When the two connectors 50 and 51 are fitted together, the pin contacts 52 contact the socket contacts 53, respectively, and the engagement projection 56a is engaged in the engagement groove 67, as shown in FIG. 8. In this engaged condition, the springs 64 are compressed, and the engagement piece portion 56 is covered by the movable cover 60, so that the engagement projection 56a can not be disengaged from the engagement groove 67, thereby positively maintaining the connected condition.
On the other hand, when the completely-fitted condition is not achieved, that is, a half-fitted condition is encountered, the distal end of the engagement piece portion 56 abuts against the edge of the opening 61 in the movable cover 60, and the springs 64 are compressed. Therefore, the movable cover 60 presses the engagement piece portion 56 under the influence of the springs 64, and therefore the two connectors 50 and 51 are urged away from each other, and can not be fitted together at all.
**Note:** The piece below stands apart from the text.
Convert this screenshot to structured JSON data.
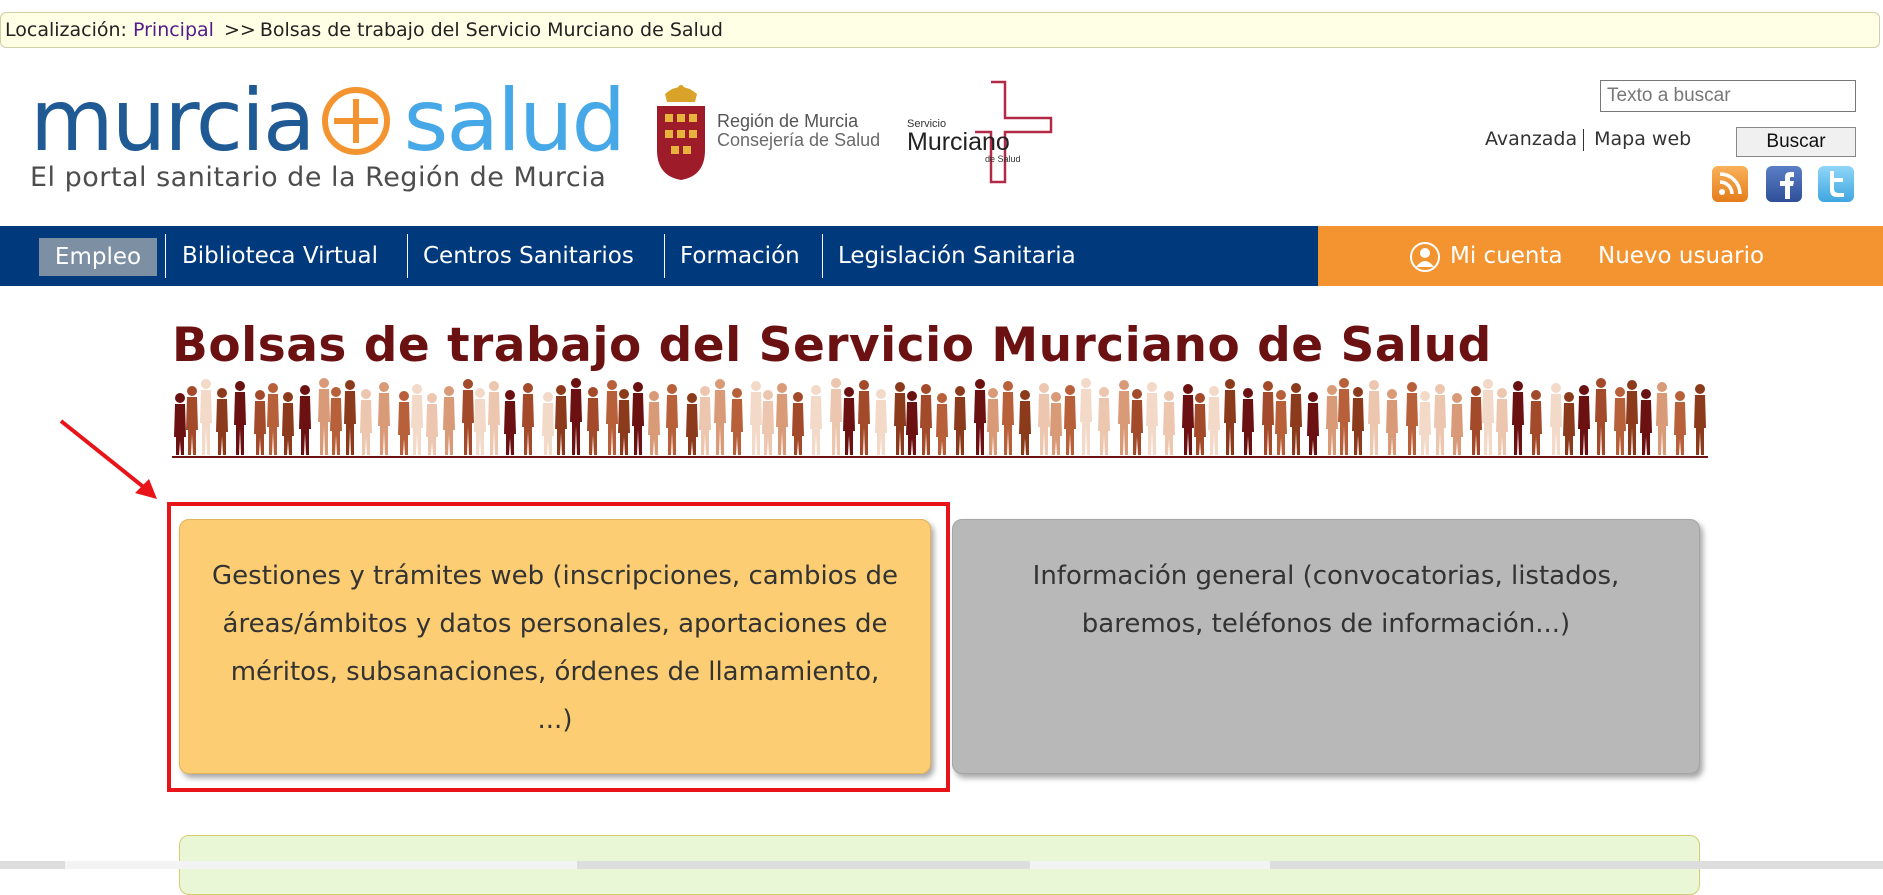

In the above connectors, the half-fitting can be prevented, but when the two connectors are to be fitted together while holding the opposite side surfaces of the movable cover 60 with the hand, the movable cover 60 fails to be moved, so that the fitting can not be achieved, thus inviting a problem that the operability is poor since the applied force can not be effectively used.
Besides, in the completely-fitted condition, the engagement piece portion 56 is not covered by the housing 57, and therefore when an external force acts on the movable cover 60, the movable cover 60 can be easily moved, so that the fitted condition of the connectors can be accidentally released.
Furthermore, when the connectors 50 and 51 are to be disengaged from each other, the housing 54 of the connector 50 is withdrawn while rearwardly moving the movable cover 60 on the connector 51, and therefore this disengagement operation is very difficult and complicated.